Besides demonstrating the two major goals of statistics, the Kreher Park example illustrates three “realities” that exist in nature and life that necessitate the need for statistics as tool for understanding. First, in most realistic situations it is not possible or, at least, not reasonable to “see” the entire population. For example, it was not reasonable to sample the sediments throughout the entire contaminated area near Kreher Park. In other examples, is it possible (or reasonable) to examine every Northern Short-Tailed Shew (Blarina bevicauda) in Great Lakes states, every person of legal voting age in Wisconsin, or every click on Facebook? Second, as described above, variability exists, both among individuals and results of samples. Third, because we must take samples from populations and those samples are both imperfect representations of the population and sampling variability exists, our conclusions about the population are uncertain. For example, the first sample in the Kreher Park example suggested that the mean lead concentration was 1.02 \(\mu g \cdot m^{-3}\), whereas the second sample was 0.98 \(\mu g \cdot m^{-3}\). You have also seen this concept when the margin-of-error in poll results are presented. In summary, statistics exist because we must sample instead of observe entire populations, variability is ever present, and the conclusions from samples are uncertain.

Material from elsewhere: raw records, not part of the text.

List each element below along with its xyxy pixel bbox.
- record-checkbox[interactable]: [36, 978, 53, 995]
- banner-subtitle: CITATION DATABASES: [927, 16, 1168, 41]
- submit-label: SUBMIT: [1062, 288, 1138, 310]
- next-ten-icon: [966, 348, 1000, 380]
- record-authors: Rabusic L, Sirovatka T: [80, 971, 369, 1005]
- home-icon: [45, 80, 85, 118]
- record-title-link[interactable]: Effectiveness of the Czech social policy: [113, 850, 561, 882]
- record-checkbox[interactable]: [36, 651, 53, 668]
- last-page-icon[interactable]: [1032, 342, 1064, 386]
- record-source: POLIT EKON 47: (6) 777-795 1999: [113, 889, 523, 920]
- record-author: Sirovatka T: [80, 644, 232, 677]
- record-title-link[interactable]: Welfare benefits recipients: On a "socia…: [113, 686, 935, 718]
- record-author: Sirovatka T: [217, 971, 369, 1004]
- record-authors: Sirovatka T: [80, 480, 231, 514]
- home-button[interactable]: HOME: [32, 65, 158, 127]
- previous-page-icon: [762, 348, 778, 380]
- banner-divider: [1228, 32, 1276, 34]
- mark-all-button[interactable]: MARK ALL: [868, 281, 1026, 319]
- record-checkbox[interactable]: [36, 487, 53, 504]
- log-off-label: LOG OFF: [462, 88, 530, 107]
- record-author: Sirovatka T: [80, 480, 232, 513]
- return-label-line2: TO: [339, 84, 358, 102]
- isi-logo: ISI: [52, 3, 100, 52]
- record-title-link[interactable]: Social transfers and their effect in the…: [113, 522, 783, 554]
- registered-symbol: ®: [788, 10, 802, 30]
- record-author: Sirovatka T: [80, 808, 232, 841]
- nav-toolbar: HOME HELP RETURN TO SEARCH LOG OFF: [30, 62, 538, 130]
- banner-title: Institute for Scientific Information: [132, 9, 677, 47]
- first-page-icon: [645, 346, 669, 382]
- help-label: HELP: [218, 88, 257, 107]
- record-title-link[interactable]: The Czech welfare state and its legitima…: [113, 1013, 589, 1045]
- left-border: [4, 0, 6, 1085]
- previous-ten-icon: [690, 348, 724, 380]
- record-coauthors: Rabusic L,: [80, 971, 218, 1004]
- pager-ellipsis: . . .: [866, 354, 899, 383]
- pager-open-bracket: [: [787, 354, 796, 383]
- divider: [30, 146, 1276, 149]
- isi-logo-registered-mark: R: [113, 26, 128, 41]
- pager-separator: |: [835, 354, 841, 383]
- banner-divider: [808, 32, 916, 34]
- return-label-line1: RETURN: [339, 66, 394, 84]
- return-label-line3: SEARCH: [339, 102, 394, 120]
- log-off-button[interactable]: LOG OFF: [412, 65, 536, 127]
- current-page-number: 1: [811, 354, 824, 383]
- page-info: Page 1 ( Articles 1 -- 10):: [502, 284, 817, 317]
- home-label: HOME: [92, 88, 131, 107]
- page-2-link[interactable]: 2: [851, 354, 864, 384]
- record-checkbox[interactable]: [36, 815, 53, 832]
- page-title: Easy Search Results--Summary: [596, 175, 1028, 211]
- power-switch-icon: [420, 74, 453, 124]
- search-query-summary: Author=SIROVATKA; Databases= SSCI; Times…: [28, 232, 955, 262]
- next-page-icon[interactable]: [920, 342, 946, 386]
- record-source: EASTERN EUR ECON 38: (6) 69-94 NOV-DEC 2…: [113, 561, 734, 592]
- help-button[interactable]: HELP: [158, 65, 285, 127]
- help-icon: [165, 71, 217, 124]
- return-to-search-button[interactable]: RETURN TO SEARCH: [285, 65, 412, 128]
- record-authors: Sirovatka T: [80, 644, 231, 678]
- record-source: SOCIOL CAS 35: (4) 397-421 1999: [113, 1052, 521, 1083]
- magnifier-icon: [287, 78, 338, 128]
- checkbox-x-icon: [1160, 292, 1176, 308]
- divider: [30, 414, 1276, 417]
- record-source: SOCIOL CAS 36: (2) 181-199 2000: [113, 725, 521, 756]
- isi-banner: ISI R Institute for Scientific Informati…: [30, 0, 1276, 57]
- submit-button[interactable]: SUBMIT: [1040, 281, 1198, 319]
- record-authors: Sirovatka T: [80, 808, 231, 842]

1.4 Definition of Statistics
Statistics is the science of collecting, organizing, and interpreting numerical information or data (Moore and McCabe 1998). People study statistics for a variety of reasons, including (Bluman 2000):
- To understand the statistical studies performed in their field (i.e., be knowledgeable about the vocabulary, symbols, concepts, and statistical procedures used in those studies).
- To conduct research in their field (i.e., be able to design experiments and samples; collect, organize, analyze, and summarize data; make reliable predictions or forecasts for future use; and communicate statistical results).

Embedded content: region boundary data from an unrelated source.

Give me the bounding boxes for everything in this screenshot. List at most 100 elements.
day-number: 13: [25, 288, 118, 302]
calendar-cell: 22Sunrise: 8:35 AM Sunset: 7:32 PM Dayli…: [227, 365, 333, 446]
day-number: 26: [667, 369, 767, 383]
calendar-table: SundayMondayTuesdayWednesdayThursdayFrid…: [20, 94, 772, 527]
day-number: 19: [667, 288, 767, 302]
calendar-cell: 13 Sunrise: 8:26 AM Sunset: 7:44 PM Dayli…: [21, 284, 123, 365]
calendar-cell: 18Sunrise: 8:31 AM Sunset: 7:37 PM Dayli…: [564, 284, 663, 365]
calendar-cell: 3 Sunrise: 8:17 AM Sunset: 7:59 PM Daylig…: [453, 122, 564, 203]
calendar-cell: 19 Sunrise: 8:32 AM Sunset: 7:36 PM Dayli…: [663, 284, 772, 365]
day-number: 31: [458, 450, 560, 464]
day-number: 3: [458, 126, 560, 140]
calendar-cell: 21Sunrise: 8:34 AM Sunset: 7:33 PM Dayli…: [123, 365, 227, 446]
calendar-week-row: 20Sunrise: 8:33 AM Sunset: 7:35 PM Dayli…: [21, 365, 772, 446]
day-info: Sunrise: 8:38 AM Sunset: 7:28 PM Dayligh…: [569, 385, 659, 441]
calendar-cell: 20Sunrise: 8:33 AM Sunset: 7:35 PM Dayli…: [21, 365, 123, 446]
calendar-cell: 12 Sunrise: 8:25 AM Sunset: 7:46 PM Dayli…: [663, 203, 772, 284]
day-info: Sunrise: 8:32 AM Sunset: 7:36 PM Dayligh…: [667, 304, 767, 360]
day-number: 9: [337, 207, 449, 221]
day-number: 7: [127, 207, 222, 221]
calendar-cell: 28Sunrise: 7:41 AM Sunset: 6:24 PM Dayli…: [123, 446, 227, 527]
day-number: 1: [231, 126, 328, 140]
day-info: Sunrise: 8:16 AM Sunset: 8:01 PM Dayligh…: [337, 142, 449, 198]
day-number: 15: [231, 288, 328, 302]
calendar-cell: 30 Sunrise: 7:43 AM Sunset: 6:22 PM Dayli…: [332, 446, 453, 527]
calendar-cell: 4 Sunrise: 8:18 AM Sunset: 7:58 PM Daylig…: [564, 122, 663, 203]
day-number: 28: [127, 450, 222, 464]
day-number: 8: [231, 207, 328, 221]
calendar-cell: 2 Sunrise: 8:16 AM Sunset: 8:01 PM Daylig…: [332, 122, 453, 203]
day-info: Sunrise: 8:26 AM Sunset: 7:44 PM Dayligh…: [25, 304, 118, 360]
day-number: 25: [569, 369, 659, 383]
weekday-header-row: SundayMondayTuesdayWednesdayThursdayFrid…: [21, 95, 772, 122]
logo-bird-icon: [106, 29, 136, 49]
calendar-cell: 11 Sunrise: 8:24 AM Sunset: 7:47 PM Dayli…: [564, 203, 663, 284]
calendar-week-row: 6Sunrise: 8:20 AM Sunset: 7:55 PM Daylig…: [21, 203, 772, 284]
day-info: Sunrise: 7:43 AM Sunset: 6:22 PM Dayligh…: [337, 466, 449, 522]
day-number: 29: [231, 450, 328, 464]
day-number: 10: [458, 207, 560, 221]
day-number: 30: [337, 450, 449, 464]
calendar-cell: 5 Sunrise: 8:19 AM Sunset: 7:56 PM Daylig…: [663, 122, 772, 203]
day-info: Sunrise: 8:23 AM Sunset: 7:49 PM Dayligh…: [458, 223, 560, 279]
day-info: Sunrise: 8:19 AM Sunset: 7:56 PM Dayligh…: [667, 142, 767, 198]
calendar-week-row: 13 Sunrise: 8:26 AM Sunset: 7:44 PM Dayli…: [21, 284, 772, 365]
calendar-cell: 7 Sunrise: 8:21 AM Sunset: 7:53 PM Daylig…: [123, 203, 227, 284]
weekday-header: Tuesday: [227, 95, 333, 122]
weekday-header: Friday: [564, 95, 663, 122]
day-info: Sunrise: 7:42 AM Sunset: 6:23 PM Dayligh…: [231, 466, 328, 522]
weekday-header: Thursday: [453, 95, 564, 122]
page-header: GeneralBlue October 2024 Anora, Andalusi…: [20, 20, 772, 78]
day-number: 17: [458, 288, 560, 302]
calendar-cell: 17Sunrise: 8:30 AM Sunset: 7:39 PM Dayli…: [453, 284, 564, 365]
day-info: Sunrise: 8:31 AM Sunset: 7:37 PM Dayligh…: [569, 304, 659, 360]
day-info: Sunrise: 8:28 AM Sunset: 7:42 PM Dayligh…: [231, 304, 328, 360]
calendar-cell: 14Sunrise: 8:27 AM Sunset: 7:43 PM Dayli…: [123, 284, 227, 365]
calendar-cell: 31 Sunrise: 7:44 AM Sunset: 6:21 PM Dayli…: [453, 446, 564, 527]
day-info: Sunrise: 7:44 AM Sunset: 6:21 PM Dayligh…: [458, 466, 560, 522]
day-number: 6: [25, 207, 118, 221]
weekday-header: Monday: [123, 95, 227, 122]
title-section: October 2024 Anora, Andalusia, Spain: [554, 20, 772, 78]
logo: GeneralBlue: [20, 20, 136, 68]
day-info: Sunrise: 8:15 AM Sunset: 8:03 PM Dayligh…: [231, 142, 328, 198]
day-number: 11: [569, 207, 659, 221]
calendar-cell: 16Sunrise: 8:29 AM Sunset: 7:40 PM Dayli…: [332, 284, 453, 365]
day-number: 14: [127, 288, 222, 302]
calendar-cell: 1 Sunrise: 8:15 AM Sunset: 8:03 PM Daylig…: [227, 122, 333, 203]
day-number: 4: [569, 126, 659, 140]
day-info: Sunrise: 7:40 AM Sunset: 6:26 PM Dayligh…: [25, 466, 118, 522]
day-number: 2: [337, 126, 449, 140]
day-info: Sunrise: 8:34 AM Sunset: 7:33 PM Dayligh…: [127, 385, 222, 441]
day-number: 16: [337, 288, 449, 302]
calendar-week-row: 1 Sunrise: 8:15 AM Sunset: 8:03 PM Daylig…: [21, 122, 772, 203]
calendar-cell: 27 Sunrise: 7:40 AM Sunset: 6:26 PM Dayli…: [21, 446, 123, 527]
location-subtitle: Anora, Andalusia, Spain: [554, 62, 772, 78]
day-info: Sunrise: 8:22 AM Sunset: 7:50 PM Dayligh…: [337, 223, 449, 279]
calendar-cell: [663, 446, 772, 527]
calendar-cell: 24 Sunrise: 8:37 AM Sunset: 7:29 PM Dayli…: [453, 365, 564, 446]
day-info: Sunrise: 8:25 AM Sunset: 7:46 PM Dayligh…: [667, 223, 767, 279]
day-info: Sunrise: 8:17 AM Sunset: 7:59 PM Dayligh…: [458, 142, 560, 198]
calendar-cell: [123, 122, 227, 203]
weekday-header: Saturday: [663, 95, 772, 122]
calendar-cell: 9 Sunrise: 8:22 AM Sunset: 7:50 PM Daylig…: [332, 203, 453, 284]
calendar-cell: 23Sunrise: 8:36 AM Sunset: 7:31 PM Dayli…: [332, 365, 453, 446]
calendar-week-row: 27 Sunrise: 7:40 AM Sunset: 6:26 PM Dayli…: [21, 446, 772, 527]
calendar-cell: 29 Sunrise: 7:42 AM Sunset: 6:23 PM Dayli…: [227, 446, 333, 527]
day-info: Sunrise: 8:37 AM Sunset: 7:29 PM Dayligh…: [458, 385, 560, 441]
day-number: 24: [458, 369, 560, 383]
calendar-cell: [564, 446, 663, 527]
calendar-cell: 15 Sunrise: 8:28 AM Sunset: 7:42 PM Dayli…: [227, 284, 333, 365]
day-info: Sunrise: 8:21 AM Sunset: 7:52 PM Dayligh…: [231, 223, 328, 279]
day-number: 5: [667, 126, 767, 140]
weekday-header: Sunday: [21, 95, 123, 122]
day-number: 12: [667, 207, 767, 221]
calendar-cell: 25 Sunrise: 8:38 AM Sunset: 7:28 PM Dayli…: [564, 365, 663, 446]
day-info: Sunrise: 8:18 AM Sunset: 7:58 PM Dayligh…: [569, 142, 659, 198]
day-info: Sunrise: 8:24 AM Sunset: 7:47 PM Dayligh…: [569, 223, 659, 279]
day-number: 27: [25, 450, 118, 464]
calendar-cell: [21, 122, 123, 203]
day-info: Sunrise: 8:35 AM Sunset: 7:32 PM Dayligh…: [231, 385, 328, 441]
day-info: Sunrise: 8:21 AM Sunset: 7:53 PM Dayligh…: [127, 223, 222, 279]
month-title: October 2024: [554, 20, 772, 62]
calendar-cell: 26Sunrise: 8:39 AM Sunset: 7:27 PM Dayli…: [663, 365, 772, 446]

- To be better consumers of statistical information.
Statistics permeates a wide variety of disciplines. Moore and McCabe (1998) state:
The study and collection of data are important in the work of many professions, so that training in the science of statistics is valuable preparation for a variety of careers. Each month, for example, government statistical offices release the latest numerical information on unemployment and inflation. Economists and financial advisers, as well as policy makers in government and business study these data in order to make informed decisions. Doctors must understand the origin and trustworthiness of the data that appear in medical journals if they are to offer their patients the most effective treatments. Politicians rely on data from polls of public opinion. Business decisions are based on market research data that reveal customer tastes. Farmers study data from field trials of new crop varieties. Engineers gather data on the quality and reliability of manufactured products. Most areas of academic study make use of numbers, and therefore also make use of the methods of statistics.